Ratten gehören nicht zu den beliebtesten Tieren in freier Wildbahn. Wer sie im Vorgarten, Keller, auf dem Kompost oder an den Mülleimern vermutet oder entdeckt, gerät nicht gerade in Verzücken. Schnell ist von einer Plage die Rede – und die Angst vor zu vielen Ratten, die schließlich ein hohes Maß an Krankheitserregern mit sich tragen, keimt auf. Auch die Gemeinde Friesenheim ist nicht frei von den Tieren. Die Gemeinde geht jedoch entschieden über einen Fachbetrieb gegen die Ratten vor. Die Leistungen zur Schädlingsbekämpfung werden regelmäßig ausgeschrieben und stehen in diesem Jahr mit einem Betrag von 35 000 Euro im Haushaltsplan.

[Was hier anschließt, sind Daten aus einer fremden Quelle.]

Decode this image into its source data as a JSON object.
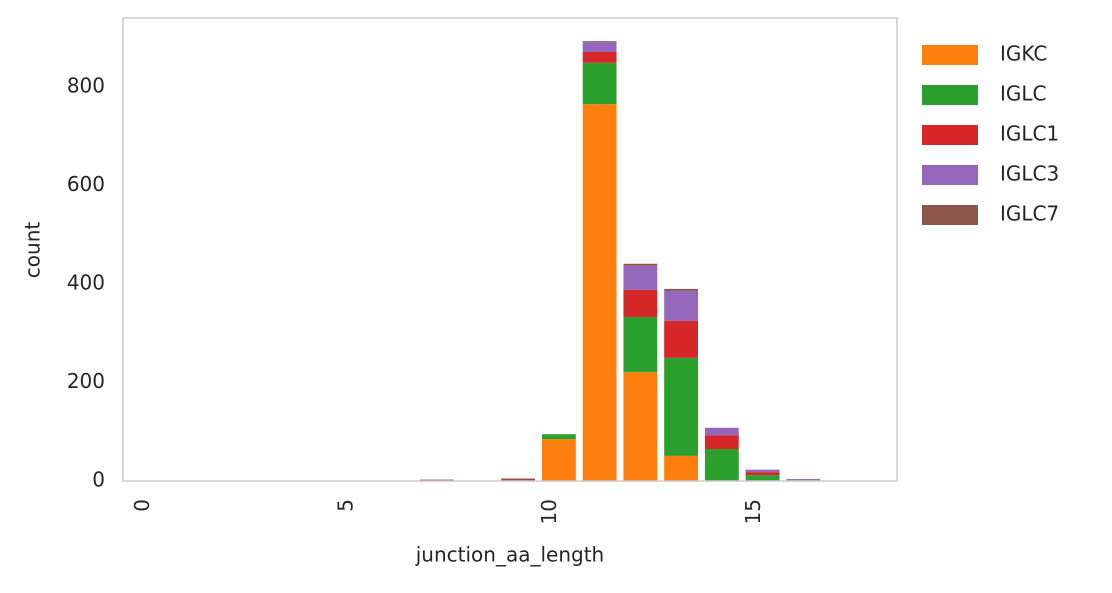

Zur Bekämpfung der Ratten werden Köderboxen ausgesetzt, die alle zwei Wochen kontrolliert und eventuell an andere Standorte umgesetzt werden. Die Köderboxen dienen auch der Überwachung und Dokumentation, heißt es auf Anfrage unserer Redaktion aus dem Rathaus. Eine Software zeichne auf, ob und wie oft eine Köderbox von Ratten aufgesucht wurde. Frei zugängliche Köder würden bereits seit vielen Jahren nicht mehr ausgelegt – diese sind verboten. Durch die gezielte Vorgehensweise werde vermieden, dass andere Tiere durch das Gift gefährdet werden.
Komplett ausrotten lässt sich die Ratte nicht
Eine Erfolgskontrolle der jeweiligen Maßnahmen sei über das Monitoring gegeben. Dennoch müsse klar sein, dass sich die Population der Ratten nicht ausrotten lasse. Nur eine Reduzierung der Bestände ließe sich über die gezielten Maßnahmen erreichen, macht die Verwaltung deutlich.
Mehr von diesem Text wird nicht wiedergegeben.